While henna art is more prevalent in South Asia, many cultural communities share a rich history of henna design. Different cultures often use different methods and symbols in their henna art. Henna designs and symbols must be used respectfully and knowledgeably, as many communities consider the practice to be sacred.

Siham is from Somalia and was born and raised in Saudi Arabia. She says that her community’s Somali style of henna is not as detailed as a Hindi style, which someone may see during an Indian or Pakistani celebration. 

Sharing Culture Through Art

When Siham maps out a henna design, she first looks at the body part she will be adorning. Her free-handed style fills in the natural curve of the body. When creating many designs at once, Siham often zones out into a meditative state where she lets go of stress and becomes especially attuned to her surroundings.

“Henna is for everybody. It’s a piece of art. It’s like makeup, and makeup is for everybody,” says Siham. “Yes, it was developed in other cultures, other than America, but it is something to beautify a woman. It was part of the beauty industry like makeup is here.” 

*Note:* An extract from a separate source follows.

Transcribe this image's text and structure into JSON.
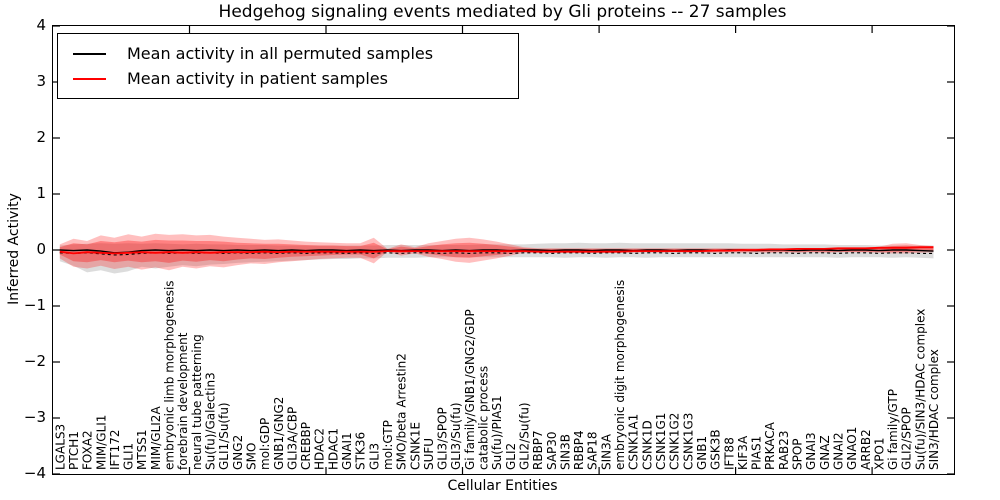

Siham’s business goals go past the occasional wedding and festival. She plans to expand her offerings to include henna classes, both in-person and online, where she can teach individuals how to do henna and introduce them to her culture. She is also dreaming up a line of her own henna products.

“Henna is something that someone should try once to at least to see what it’s like,” says Siham, “to know a different way to beautify yourself, especially as a woman. If there’s something out of the ordinary that you want to get done, then henna should definitely be something that you try.”